I was struck over the weekend by this article on the BBC website – Call centre menu options catalogued by frustrated man. Essentially this guy has been documenting call center menus. As the article says
“He started the project after growing frustrated about the number of options and amount of recorded information on call centre menus.”
Mr Clarke talks about the value of publishing menu trees because they help speed people through IVR systems. But why should we assume that everyone gets the same menu? Given we know where you are calling from (more or less), what time of day, whether you are calling from a number we can associate with a customer or prior call and a number of other things, why can’t we DECIDE what menus to offer you?

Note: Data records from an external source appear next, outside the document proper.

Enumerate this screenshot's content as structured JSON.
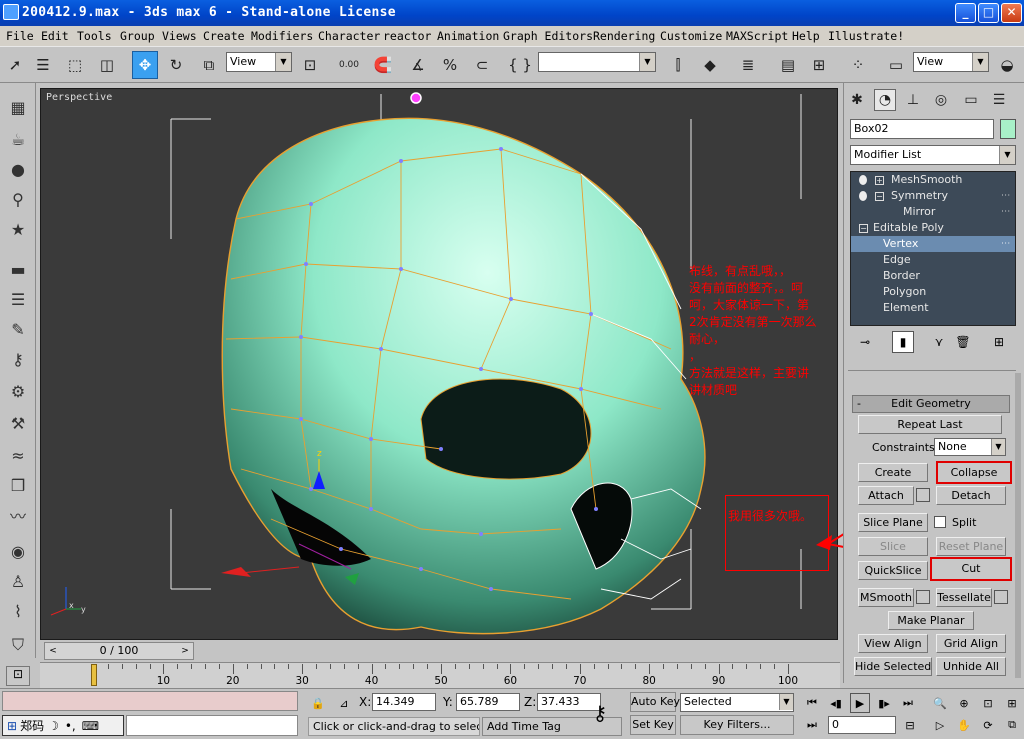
{
  "window": {
    "title": "200412.9.max - 3ds max 6 - Stand-alone License",
    "minimize": "_",
    "maximize": "□",
    "close": "✕"
  },
  "menu": [
    "File",
    "Edit",
    "Tools",
    "Group",
    "Views",
    "Create",
    "Modifiers",
    "Character",
    "reactor",
    "Animation",
    "Graph Editors",
    "Rendering",
    "Customize",
    "MAXScript",
    "Help",
    "Illustrate!"
  ],
  "toolbar": {
    "ref_coord": "View",
    "spinner_snap": "0.00",
    "named_sel": "",
    "view2": "View"
  },
  "viewport": {
    "label": "Perspective",
    "gizmo_z": "z",
    "gizmo_y": "y",
    "gizmo_x": "x"
  },
  "annotations": {
    "main_note": "布线，有点乱哦，，\n没有前面的整齐，。呵\n呵，大家体谅一下，第\n2次肯定没有第一次那么   耐心，\n，\n方法就是这样，主要讲\n讲材质吧",
    "box_note": "我用很多次哦。",
    "colors": {
      "note": "#ff0000"
    }
  },
  "command_panel": {
    "object_name": "Box02",
    "object_color": "#a8f0c8",
    "modifier_list": "Modifier List",
    "stack": [
      {
        "label": "MeshSmooth",
        "indent": 0
      },
      {
        "label": "Symmetry",
        "indent": 0
      },
      {
        "label": "Mirror",
        "indent": 2
      },
      {
        "label": "Editable Poly",
        "indent": 0
      },
      {
        "label": "Vertex",
        "indent": 1,
        "selected": true
      },
      {
        "label": "Edge",
        "indent": 1
      },
      {
        "label": "Border",
        "indent": 1
      },
      {
        "label": "Polygon",
        "indent": 1
      },
      {
        "label": "Element",
        "indent": 1
      }
    ],
    "rollout": {
      "title": "Edit Geometry",
      "collapse_sign": "-",
      "repeat_last": "Repeat Last",
      "constraints_label": "Constraints:",
      "constraints_value": "None",
      "create": "Create",
      "collapse": "Collapse",
      "attach": "Attach",
      "detach": "Detach",
      "slice_plane": "Slice Plane",
      "split": "Split",
      "slice": "Slice",
      "reset_plane": "Reset Plane",
      "quickslice": "QuickSlice",
      "cut": "Cut",
      "msmooth": "MSmooth",
      "tessellate": "Tessellate",
      "make_planar": "Make Planar",
      "view_align": "View Align",
      "grid_align": "Grid Align",
      "hide_selected": "Hide Selected",
      "unhide_all": "Unhide All"
    }
  },
  "timeline": {
    "frame_display": "0 / 100",
    "prev": "<",
    "next": ">",
    "current_frame": 0,
    "total_frames": 100,
    "ticks": [
      0,
      10,
      20,
      30,
      40,
      50,
      60,
      70,
      80,
      90,
      100
    ]
  },
  "status": {
    "x_label": "X:",
    "x": "14.349",
    "y_label": "Y:",
    "y": "65.789",
    "z_label": "Z:",
    "z": "37.433",
    "prompt": "Click or click-and-drag to select obj",
    "add_time_tag": "Add Time Tag",
    "auto_key": "Auto Key",
    "set_key": "Set Key",
    "selected_value": "Selected",
    "key_filters": "Key Filters...",
    "frame_field": "0",
    "ime_text": "郑码"
  }
}
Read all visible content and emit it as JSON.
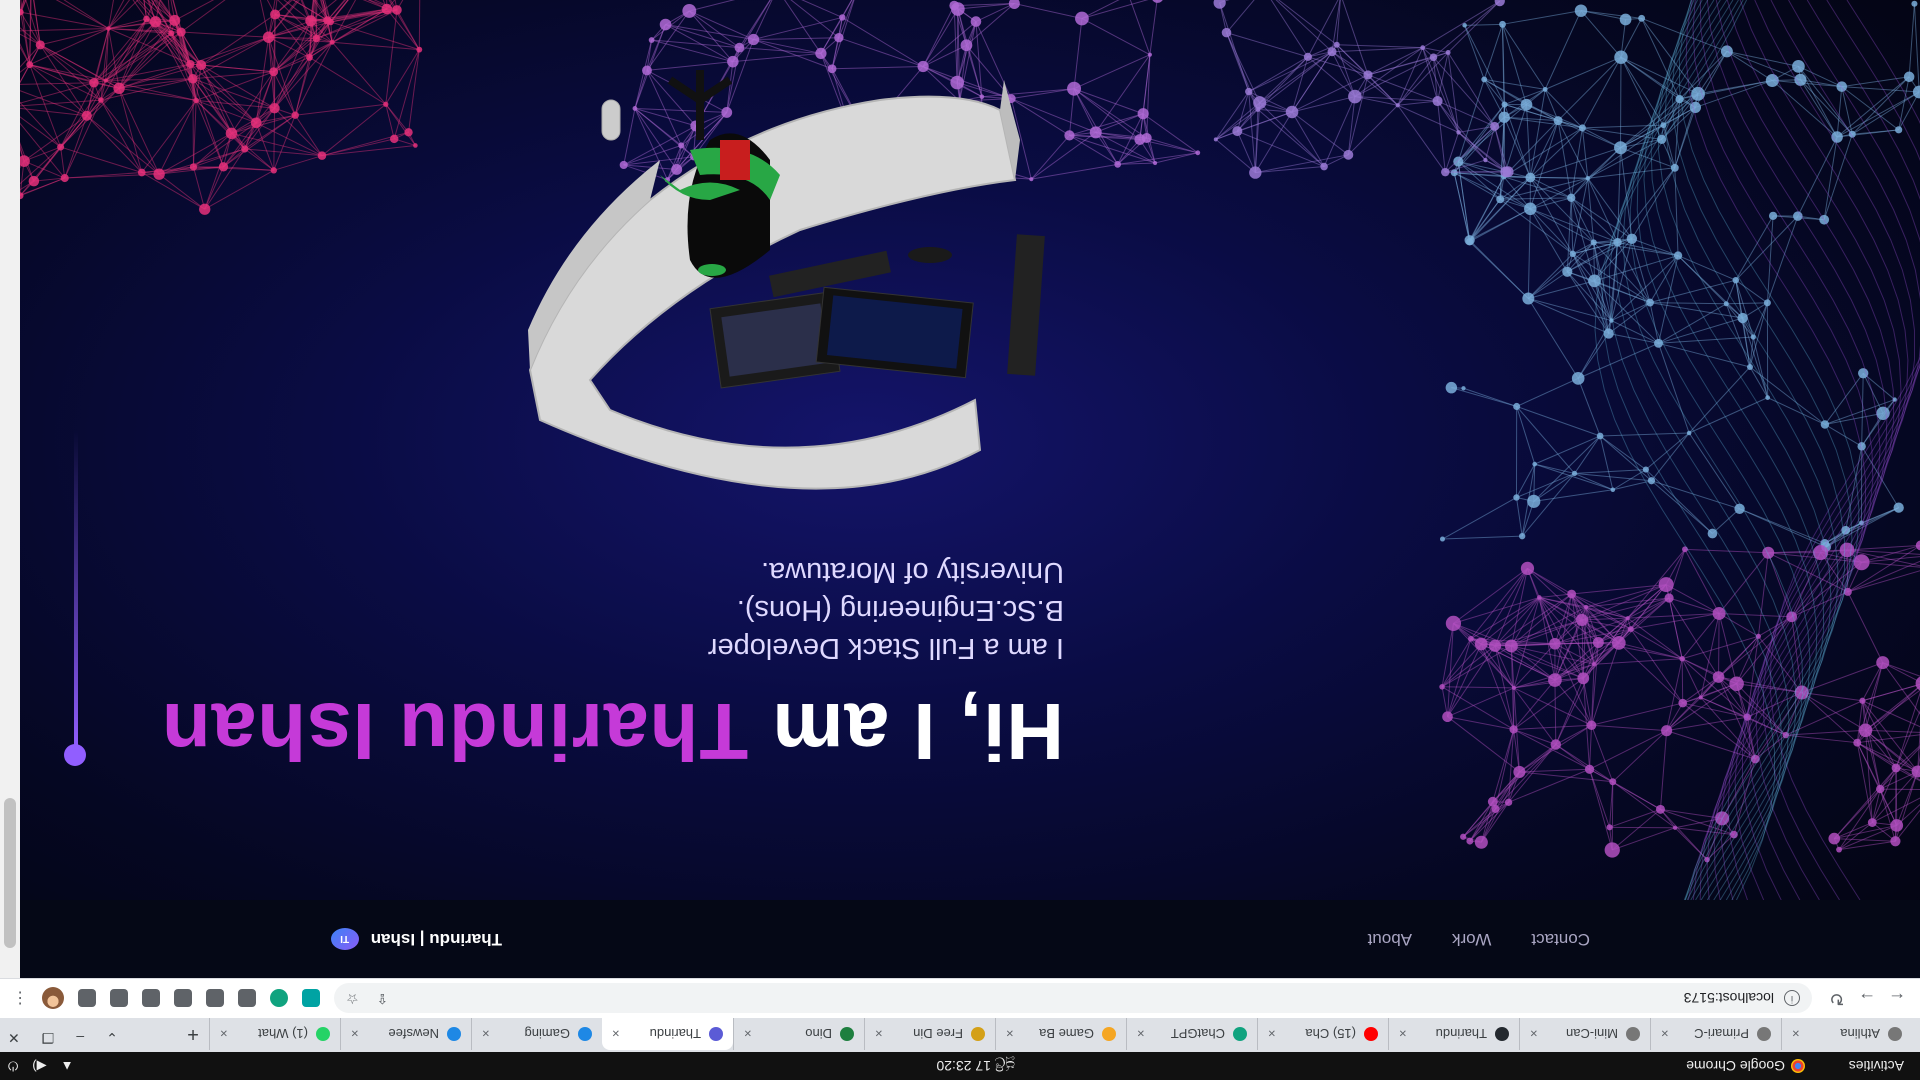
{
  "os": {
    "activities": "Activities",
    "app": "Google Chrome",
    "clock": "ජූලි 17  23:20"
  },
  "tabs": [
    {
      "title": "Athlina",
      "color": "#777"
    },
    {
      "title": "Primari-C",
      "color": "#777"
    },
    {
      "title": "Mini-Can",
      "color": "#777"
    },
    {
      "title": "Tharindu",
      "color": "#24292f"
    },
    {
      "title": "(15) Cha",
      "color": "#ff0000"
    },
    {
      "title": "ChatGPT",
      "color": "#10a37f"
    },
    {
      "title": "Game Ba",
      "color": "#f5a623"
    },
    {
      "title": "Free Din",
      "color": "#d4a017"
    },
    {
      "title": "Dino",
      "color": "#1e7f3f"
    },
    {
      "title": "Tharindu",
      "color": "#5b5bd6",
      "active": true
    },
    {
      "title": "Gaming",
      "color": "#1e88e5"
    },
    {
      "title": "Newsfee",
      "color": "#1e88e5"
    },
    {
      "title": "(1) What",
      "color": "#25d366"
    }
  ],
  "tab_close": "×",
  "new_tab": "+",
  "address": {
    "url": "localhost:5173"
  },
  "site": {
    "logo_initials": "TI",
    "name": "Tharindu | Ishan",
    "nav": [
      "About",
      "Work",
      "Contact"
    ]
  },
  "hero": {
    "greeting": "Hi, I am ",
    "name": "Tharindu Ishan",
    "line1": "I am a Full Stack Developer",
    "line2": "B.Sc.Engineering (Hons).",
    "line3": "University of Moratuwa."
  },
  "colors": {
    "accent": "#915eff",
    "name_highlight": "#c53ad8",
    "background": "#050816"
  }
}
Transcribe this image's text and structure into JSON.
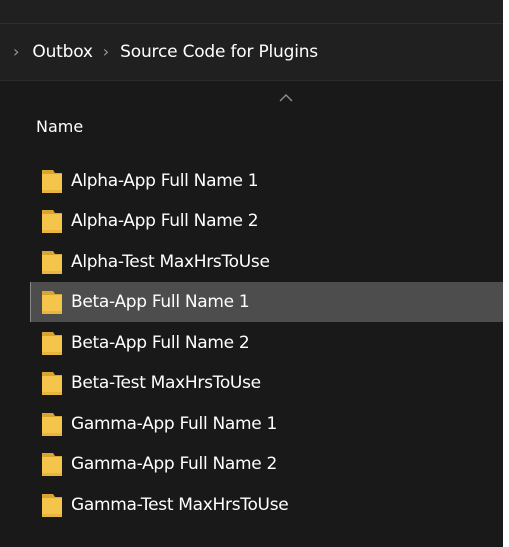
{
  "breadcrumb": {
    "items": [
      "Outbox",
      "Source Code for Plugins"
    ]
  },
  "columns": {
    "name": "Name",
    "sort_direction": "ascending"
  },
  "icons": {
    "folder": "folder-icon",
    "sort": "chevron-up-icon",
    "separator": "chevron-right-icon"
  },
  "colors": {
    "folder": "#F4C54A",
    "selection": "#4D4D4D",
    "background": "#191919"
  },
  "files": [
    {
      "name": "Alpha-App Full Name 1",
      "selected": false
    },
    {
      "name": "Alpha-App Full Name 2",
      "selected": false
    },
    {
      "name": "Alpha-Test MaxHrsToUse",
      "selected": false
    },
    {
      "name": "Beta-App Full Name 1",
      "selected": true
    },
    {
      "name": "Beta-App Full Name 2",
      "selected": false
    },
    {
      "name": "Beta-Test MaxHrsToUse",
      "selected": false
    },
    {
      "name": "Gamma-App Full Name 1",
      "selected": false
    },
    {
      "name": "Gamma-App Full Name 2",
      "selected": false
    },
    {
      "name": "Gamma-Test MaxHrsToUse",
      "selected": false
    }
  ]
}
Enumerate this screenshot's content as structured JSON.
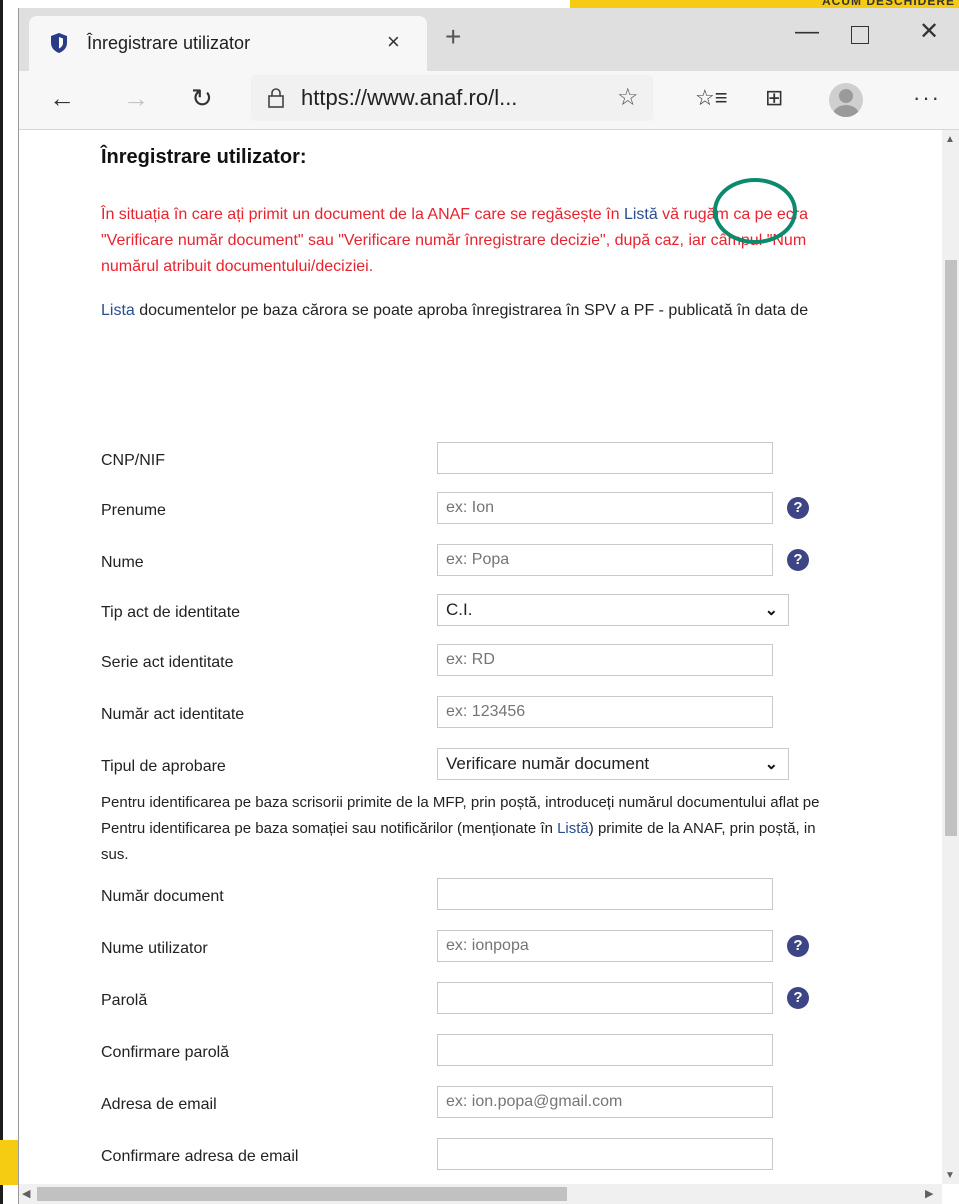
{
  "banner": {
    "text": "ACUM DESCHIDERE"
  },
  "browser": {
    "tab_title": "Înregistrare utilizator",
    "tab_close": "×",
    "new_tab": "+",
    "url": "https://www.anaf.ro/l...",
    "minimize": "—",
    "close": "✕",
    "back": "←",
    "forward": "→",
    "refresh": "↻",
    "star": "☆",
    "favorites": "☆≡",
    "collections": "⊞",
    "more": "···"
  },
  "page": {
    "heading": "Înregistrare utilizator:",
    "notice": {
      "line1_before": "În situația în care ați primit un document de la ANAF care se regăsește în ",
      "line1_link": "Listă",
      "line1_after": " vă rugăm ca pe ecra",
      "line2": "\"Verificare număr document\" sau \"Verificare număr înregistrare decizie\", după caz, iar câmpul \"Num",
      "line3": "numărul atribuit documentului/deciziei."
    },
    "list_line": {
      "link": "Lista",
      "text": " documentelor pe baza cărora se poate aproba înregistrarea în SPV a PF - publicată în data de"
    },
    "info": {
      "line1": "Pentru identificarea pe baza scrisorii primite de la MFP, prin poștă, introduceți numărul documentului aflat pe",
      "line2_before": "Pentru identificarea pe baza somației sau notificărilor (menționate în ",
      "line2_link": "Listă",
      "line2_after": ") primite de la ANAF, prin poștă, in",
      "line3": "sus."
    }
  },
  "form": {
    "cnp": {
      "label": "CNP/NIF",
      "value": "",
      "placeholder": ""
    },
    "prenume": {
      "label": "Prenume",
      "placeholder": "ex: Ion"
    },
    "nume": {
      "label": "Nume",
      "placeholder": "ex: Popa"
    },
    "tip_act": {
      "label": "Tip act de identitate",
      "value": "C.I."
    },
    "serie": {
      "label": "Serie act identitate",
      "placeholder": "ex: RD"
    },
    "numar_act": {
      "label": "Număr act identitate",
      "placeholder": "ex: 123456"
    },
    "tip_aprobare": {
      "label": "Tipul de aprobare",
      "value": "Verificare număr document"
    },
    "numar_document": {
      "label": "Număr document",
      "placeholder": ""
    },
    "nume_utilizator": {
      "label": "Nume utilizator",
      "placeholder": "ex: ionpopa"
    },
    "parola": {
      "label": "Parolă",
      "placeholder": ""
    },
    "confirmare_parola": {
      "label": "Confirmare parolă",
      "placeholder": ""
    },
    "email": {
      "label": "Adresa de email",
      "placeholder": "ex: ion.popa@gmail.com"
    },
    "confirmare_email": {
      "label": "Confirmare adresa de email",
      "placeholder": ""
    },
    "help_symbol": "?",
    "chevron": "⌄"
  },
  "colors": {
    "notice_red": "#e8232f",
    "link_blue": "#2a4d8f",
    "help_bg": "#3e4585",
    "annotation_circle": "#0c8a6d"
  }
}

One of Decision Management Solutions’ clients has begun to do exactly this, identifying a caller as having an open claim and then either playing a specific menu “Press 1 for a question about your open claim, Press 2 for anything else” unless it has already flagged the claim as problematic in which case the call would be routed straight to the specialists who handle potential fraud or difficult claims. Similarly deciding that there is specific information someone might want – such as the status of a flight they have booked for today (American Airlines) or their insurance card (the above mentioned client) can dramatically speed the process. Some mobile menus on feature phones are dynamic based on predictive analytics – try to present the things you are most likely to want as quickly as possible and this could be done with IVR also.
Most people don’t call often enough to learn your menu structure and, even if they do, that also means they have called often enough for your IVR system to learn about them. A decision management system that controlled your IVRs could do wonders for how people perceive them.